Martin stuttered—he had not expected such an invitation, and it alarmed him.
"We all have dinner together on Christmas Day," continued Joanna, "men and gals, old Stuppeny, Mrs. Tolhurst, everybody—we'd take it kindly if you'd join us. But—I'm forgetting—you'll be having your own dinner at home."
"We shan't have ours till the evening."
"Oh—late dinner"—her tone became faintly reverential—"it ud never do if we had that. The old folk, like Stuppeny and such, ud find their stomachs keep them awake. We've got two turkeys and a goose and plum puddings and mince pies, to say nothing of the oranges and nuts—that ain't the kind of food to go to bed with."
"I agree," said Martin, smiling.
"Then you'll come and have dinner at Ansdore?"

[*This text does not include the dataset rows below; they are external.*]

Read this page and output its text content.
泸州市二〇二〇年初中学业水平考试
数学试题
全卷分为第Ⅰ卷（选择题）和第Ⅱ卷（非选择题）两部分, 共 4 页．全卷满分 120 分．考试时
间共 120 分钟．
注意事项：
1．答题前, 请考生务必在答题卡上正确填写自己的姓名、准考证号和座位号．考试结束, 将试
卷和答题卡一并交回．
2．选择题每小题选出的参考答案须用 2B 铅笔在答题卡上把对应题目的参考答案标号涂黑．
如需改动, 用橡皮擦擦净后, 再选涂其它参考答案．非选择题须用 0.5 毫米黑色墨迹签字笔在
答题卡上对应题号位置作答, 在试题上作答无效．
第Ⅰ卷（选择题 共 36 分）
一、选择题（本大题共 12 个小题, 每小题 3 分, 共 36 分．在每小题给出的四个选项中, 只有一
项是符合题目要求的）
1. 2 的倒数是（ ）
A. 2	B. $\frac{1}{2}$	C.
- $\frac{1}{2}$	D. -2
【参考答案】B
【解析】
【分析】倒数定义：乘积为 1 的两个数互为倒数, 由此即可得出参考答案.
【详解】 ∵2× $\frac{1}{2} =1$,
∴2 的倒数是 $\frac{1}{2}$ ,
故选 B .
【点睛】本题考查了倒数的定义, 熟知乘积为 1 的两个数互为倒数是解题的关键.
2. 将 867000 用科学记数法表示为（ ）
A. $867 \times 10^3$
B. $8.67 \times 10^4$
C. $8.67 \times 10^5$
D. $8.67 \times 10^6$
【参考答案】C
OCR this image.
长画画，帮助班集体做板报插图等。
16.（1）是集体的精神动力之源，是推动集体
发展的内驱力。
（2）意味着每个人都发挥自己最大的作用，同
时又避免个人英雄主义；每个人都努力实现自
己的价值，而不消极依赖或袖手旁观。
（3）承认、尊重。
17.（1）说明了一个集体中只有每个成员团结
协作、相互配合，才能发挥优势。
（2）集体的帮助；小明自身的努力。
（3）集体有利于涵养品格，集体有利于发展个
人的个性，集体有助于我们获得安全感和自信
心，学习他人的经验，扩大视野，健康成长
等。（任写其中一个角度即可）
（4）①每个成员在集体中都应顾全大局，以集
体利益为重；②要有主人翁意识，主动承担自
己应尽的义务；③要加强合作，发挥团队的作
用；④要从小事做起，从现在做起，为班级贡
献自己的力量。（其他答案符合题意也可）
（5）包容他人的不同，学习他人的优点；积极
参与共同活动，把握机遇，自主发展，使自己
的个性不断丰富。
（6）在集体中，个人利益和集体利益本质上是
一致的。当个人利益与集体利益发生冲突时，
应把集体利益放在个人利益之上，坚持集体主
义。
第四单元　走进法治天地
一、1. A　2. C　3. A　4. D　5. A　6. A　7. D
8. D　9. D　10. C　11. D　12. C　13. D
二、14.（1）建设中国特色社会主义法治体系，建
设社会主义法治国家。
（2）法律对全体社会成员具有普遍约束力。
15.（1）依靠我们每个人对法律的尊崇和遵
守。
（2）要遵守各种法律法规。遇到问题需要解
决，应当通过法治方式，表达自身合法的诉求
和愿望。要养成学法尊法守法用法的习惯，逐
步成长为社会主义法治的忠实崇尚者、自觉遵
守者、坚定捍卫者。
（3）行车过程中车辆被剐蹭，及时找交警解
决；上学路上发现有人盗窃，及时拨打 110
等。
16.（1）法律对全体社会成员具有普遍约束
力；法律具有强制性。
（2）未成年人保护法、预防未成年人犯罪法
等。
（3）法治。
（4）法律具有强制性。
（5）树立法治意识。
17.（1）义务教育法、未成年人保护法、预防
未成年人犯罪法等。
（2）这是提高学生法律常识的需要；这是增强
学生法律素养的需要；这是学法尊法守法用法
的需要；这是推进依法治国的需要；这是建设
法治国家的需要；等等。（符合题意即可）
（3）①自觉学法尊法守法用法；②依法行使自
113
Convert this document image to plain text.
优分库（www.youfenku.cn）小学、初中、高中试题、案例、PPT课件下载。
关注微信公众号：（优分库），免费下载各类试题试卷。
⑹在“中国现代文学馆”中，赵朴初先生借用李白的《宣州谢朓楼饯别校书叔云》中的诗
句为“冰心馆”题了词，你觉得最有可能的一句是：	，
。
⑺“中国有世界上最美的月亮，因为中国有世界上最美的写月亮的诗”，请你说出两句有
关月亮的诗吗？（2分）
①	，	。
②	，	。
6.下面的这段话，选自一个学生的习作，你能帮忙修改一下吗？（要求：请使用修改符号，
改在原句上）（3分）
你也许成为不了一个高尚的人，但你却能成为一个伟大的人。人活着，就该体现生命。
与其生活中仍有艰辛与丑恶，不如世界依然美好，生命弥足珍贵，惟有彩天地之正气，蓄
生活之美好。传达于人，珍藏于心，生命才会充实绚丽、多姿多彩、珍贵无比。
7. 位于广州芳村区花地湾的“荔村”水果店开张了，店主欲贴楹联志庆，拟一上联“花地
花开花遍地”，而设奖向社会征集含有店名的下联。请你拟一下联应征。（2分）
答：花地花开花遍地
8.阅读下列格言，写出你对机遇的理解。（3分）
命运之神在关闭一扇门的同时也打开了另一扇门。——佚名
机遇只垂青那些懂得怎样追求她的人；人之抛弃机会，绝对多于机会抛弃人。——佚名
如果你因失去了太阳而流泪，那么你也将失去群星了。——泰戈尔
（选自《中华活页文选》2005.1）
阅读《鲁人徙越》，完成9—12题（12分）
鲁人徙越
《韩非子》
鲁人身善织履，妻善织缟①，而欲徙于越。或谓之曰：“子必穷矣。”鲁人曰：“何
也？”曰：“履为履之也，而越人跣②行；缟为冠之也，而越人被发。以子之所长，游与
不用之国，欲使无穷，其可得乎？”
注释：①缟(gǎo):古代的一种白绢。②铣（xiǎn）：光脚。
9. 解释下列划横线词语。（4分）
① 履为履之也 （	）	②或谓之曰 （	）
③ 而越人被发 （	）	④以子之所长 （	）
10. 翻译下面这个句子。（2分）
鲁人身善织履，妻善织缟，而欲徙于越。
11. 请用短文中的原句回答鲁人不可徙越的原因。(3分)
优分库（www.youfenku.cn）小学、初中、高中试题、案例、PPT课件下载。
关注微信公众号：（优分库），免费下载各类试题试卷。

They had reached the first crossing of the railway line, and if he was going back to North Farthing he should turn here. He could easily make an excuse—no man really wanted to eat two Christmas dinners—but his flutter was gone, and he found an attraction in the communal meal to which she was inviting him. He would like to see the old folk at their feast, the old folk who had been born on the Marsh, who had grown wrinkled with its sun and reddened with its wind and bent with their labours in its damp soil. There would be Joanna too—he would get a close glimpse of her. It was true that he would be pulling the cord between them a little tighter, but already she was drawing him and he was coming willingly. To-day he had found in her an unsuspected streak of goodness, a sound, sweet core which he had not looked for under his paradox of softness and brutality.... It would be worth while committing himself with Joanna Godden.